Here is the text for my John Cage essay:
1986. I was 16 and how sweet it was. I was living out my fantasy to be a cast member of the hit TV show "Fame" as a classical flute student at the North Carolina School of the Arts. "Rock Me Amadeus" by Falco was at number 15 on the pop chart, inspired by a movie we at NCSA were all very familiar with, as it featured the highly acclaimed work of recent grad Tom Hulce as Mozart. My lab bench partner in biology was Eddie Stierle, who would go on to be prima danseur for the Joffrey Ballet, succumbing to AIDS not five years later. Neither of us knew what highs and lows lay right before us though, and as we carved and snipped away at frog parts, life seemed pretty normal. Because somehow, right there in the middle of North Carolina tobacco country, a little oasis of some of the country's finest dancers, visual artists, actors, and musicians had come together to form an arts school, as if it was the most normal thing in the world to do.

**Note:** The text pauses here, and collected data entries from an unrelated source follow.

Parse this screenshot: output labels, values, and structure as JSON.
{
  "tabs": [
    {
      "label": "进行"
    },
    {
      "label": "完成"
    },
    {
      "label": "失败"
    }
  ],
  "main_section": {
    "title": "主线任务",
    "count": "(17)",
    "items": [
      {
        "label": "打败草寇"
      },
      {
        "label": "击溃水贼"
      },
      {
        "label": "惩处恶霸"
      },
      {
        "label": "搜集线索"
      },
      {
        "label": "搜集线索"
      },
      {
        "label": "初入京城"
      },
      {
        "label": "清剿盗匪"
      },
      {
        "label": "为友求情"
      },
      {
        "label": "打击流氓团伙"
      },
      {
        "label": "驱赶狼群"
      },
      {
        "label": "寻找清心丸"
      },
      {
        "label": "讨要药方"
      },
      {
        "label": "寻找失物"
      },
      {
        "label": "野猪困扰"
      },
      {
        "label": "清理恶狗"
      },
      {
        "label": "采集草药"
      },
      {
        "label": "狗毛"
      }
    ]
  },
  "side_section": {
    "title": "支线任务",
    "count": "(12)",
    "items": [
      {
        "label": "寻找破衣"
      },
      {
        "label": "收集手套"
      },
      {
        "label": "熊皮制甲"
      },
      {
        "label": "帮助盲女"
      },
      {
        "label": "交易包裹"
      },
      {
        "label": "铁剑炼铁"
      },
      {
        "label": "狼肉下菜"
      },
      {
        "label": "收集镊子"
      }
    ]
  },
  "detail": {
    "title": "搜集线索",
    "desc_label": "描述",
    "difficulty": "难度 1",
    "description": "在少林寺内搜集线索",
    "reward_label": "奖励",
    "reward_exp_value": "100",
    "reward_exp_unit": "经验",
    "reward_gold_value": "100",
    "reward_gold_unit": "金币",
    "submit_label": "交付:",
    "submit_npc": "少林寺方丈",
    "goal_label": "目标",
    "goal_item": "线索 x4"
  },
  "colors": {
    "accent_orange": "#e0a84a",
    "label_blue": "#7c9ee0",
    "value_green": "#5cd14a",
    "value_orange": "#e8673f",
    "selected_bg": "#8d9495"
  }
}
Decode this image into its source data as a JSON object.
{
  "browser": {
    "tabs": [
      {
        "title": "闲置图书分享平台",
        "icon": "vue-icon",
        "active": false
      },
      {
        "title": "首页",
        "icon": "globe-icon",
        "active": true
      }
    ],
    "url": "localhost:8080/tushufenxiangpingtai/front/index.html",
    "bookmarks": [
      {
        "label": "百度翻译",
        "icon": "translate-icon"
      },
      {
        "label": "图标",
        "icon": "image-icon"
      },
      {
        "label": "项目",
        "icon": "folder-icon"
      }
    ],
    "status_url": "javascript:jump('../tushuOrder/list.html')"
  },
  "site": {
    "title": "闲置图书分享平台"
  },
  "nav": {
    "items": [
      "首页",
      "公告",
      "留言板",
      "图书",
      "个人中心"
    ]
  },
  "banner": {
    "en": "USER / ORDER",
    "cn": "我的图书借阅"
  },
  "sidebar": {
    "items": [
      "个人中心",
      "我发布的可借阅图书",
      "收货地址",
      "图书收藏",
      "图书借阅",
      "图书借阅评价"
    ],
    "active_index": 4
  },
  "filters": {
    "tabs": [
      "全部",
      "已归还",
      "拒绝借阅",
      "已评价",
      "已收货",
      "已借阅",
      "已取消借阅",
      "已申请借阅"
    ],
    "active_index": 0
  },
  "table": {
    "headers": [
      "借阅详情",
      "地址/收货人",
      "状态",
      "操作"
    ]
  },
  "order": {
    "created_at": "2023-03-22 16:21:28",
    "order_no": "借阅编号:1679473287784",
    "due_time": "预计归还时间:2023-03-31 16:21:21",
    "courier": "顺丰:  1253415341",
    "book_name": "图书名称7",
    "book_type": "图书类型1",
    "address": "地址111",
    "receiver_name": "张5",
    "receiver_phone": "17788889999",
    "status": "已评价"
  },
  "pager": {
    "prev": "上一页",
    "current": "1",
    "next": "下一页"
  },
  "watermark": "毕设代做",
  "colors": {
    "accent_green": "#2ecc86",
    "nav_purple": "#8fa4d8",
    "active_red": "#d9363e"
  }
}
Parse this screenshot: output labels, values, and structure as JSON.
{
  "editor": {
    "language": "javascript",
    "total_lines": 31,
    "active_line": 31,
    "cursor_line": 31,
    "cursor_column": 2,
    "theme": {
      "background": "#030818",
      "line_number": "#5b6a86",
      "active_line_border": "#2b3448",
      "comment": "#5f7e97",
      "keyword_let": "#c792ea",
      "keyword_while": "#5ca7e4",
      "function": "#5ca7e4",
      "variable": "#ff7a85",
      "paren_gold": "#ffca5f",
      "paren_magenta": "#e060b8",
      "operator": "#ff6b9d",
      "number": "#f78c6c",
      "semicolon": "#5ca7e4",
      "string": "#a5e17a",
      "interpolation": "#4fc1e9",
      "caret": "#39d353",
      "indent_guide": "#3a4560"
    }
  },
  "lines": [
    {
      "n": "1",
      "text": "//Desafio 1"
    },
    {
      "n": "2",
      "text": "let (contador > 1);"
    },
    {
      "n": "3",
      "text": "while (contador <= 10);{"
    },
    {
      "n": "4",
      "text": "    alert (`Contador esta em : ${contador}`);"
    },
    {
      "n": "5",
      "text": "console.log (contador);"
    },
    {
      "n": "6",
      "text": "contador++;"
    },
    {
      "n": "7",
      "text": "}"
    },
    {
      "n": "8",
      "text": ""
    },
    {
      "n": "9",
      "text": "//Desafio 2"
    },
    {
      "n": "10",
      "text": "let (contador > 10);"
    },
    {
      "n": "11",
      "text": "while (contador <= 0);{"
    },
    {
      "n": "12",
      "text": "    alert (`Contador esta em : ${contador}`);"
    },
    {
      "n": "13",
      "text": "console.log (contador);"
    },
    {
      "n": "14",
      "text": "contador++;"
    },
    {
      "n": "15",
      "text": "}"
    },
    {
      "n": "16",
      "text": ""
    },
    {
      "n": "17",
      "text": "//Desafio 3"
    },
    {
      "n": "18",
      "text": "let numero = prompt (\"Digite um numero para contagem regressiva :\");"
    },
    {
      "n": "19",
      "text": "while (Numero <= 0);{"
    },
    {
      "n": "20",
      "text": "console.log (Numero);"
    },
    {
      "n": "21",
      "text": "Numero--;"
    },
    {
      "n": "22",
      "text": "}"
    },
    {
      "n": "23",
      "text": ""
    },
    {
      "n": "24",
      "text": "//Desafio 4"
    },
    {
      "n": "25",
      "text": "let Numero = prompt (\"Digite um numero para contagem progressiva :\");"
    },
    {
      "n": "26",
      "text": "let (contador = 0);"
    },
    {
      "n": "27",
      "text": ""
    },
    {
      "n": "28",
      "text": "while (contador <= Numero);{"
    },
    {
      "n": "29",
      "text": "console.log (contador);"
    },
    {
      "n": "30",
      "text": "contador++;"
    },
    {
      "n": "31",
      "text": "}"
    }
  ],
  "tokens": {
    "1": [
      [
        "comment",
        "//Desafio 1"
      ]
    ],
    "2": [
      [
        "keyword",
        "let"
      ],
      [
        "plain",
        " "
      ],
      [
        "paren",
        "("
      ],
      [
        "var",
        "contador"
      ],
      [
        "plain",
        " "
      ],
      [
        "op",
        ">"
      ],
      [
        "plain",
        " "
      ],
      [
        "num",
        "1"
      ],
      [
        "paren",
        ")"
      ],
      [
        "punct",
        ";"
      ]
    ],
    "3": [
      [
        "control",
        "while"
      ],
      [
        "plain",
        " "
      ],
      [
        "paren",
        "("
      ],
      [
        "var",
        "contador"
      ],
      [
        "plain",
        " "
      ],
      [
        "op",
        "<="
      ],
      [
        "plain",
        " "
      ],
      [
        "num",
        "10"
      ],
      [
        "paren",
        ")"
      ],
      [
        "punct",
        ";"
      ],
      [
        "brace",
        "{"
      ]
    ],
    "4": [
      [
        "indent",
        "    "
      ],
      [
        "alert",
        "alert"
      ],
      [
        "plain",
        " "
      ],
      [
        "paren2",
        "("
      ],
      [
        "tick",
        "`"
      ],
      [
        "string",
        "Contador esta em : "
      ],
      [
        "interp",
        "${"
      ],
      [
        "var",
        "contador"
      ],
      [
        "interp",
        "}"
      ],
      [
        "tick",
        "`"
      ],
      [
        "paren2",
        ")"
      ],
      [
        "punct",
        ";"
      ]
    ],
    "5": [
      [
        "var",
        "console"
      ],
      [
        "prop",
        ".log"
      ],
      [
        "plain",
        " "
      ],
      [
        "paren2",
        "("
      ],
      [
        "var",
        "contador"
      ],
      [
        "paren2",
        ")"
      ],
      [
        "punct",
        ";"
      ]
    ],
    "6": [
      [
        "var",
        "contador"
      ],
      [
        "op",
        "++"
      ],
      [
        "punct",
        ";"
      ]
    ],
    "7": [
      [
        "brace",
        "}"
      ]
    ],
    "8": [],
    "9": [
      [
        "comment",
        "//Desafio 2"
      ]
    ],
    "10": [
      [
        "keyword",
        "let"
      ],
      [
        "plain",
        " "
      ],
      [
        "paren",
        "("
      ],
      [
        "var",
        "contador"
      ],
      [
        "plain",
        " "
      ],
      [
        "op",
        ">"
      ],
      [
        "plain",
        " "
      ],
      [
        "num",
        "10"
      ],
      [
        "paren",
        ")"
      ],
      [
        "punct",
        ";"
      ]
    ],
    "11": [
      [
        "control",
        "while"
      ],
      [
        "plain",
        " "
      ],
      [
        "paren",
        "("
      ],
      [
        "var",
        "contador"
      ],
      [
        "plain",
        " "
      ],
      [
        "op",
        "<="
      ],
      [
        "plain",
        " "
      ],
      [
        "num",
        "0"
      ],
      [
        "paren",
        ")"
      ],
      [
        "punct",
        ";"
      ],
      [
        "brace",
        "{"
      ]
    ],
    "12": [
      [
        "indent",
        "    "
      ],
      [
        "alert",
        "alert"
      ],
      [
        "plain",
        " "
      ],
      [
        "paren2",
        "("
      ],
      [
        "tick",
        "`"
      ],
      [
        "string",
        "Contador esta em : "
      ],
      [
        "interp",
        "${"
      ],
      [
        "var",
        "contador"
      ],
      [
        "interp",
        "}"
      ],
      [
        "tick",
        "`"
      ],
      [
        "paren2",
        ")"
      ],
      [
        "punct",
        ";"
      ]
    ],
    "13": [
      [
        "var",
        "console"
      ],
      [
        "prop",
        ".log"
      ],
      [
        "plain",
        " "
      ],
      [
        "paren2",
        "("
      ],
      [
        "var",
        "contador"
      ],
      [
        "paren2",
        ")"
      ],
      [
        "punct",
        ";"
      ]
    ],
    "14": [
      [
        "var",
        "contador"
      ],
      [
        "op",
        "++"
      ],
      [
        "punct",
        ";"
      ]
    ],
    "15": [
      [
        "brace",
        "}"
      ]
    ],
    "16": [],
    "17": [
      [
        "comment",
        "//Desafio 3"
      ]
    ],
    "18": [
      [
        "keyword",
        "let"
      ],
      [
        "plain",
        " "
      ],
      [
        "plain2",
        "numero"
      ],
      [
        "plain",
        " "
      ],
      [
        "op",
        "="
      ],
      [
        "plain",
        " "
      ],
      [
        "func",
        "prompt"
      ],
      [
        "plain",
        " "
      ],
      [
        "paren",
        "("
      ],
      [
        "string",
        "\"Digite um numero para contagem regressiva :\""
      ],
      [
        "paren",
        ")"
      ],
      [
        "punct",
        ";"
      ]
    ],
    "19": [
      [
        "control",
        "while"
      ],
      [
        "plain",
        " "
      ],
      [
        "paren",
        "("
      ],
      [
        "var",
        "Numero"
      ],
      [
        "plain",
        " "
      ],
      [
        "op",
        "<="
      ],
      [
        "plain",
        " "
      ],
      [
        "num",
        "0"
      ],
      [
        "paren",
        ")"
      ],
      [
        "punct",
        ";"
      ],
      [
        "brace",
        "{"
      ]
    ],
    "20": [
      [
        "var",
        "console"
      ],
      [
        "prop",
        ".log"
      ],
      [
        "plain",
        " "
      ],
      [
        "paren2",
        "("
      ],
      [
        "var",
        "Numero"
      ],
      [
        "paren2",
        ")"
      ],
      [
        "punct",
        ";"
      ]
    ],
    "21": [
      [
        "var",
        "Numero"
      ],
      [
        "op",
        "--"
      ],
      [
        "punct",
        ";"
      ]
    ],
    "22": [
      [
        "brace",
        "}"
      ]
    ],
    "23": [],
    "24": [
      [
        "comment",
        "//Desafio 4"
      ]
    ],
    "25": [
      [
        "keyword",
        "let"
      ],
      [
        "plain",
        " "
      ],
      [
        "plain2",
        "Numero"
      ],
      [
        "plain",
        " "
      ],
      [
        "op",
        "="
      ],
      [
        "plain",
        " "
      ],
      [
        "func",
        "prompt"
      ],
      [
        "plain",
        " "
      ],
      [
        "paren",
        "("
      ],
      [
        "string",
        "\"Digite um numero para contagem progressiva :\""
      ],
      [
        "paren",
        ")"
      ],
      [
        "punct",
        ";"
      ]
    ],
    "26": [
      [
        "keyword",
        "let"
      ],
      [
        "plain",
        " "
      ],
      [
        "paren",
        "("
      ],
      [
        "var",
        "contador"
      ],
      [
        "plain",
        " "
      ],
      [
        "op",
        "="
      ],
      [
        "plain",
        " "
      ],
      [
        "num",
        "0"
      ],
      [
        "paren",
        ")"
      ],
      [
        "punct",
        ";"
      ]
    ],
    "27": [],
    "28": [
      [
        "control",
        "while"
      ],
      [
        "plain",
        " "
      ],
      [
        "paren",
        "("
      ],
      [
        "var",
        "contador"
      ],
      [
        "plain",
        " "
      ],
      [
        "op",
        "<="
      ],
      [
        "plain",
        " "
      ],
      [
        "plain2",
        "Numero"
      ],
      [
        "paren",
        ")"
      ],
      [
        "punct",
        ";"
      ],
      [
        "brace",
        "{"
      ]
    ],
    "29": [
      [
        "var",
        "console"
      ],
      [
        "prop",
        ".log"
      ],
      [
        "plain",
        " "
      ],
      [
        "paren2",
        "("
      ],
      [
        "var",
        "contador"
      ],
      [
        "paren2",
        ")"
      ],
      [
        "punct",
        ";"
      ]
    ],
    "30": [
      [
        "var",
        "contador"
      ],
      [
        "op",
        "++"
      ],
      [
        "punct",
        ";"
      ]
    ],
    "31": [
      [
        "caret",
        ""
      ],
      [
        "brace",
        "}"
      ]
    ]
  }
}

Maybe it seemed normal because, miraculously, it had been done before. In Black Mountain, a few hours west of of Winston-Salem, Black Mountain College had opened its doors 53 years earlier in 1933. While the two schools grew out of different educational approaches (collaborative and progressive vs. a strict conservatory model), they shared the mission to teach the arts as a fundamental and serious educational and professional pursuit. They also, for a few brief hours in November of 1986, shared the hallowed footsteps of John Cage.
We had been prepared, like one of his pianos, and we were all taut strings full of surprises, an unpredictable crew of maybe 50-60 dancers, musicians and actors, ready to participate in our first ever Happening. We gathered on the grass of the Student Commons, awaiting his arrival. I'm not sure he had even been out of the car two minutes before he was raising his hand and cueing us to begin, right on schedule with the day's agenda. The Happening couldn't have lasted more than five minutes. I played sections of the Chaminade Flute Concertino, and tried to riff a little on the folks around me. Nevertheless, I must confess that I don't remember any magical moments of spontaneous creation "happening" for me that day. Nothing in my education up to that point had taught me how to be spontaneous. I was only 16 but I had already forgotten how to "play." From morning 'til night I locked myself in the practice room and forced my fingers into predetermined places. We were conservatory kids, and wrong notes were not okay.
Thinking back on that day now leaves me with a little pang of sadness. How can it be that I didn't quite know what to do with five minutes of mayhem? John Cage was in his element though. The yearbook pages don't lie. I remember him exactly that way, as downright jolly and pleased as punch. He didn't seem to mind being shuffled around from one planned agenda event to another. He just smiled his infectious, "I have the Secret to the Universe," his "I know a joke and ya'll are all in on it" smile, as if to say, "Isn't it cool that we can all just hang out and do this together?" Oh yes. Indeed it was.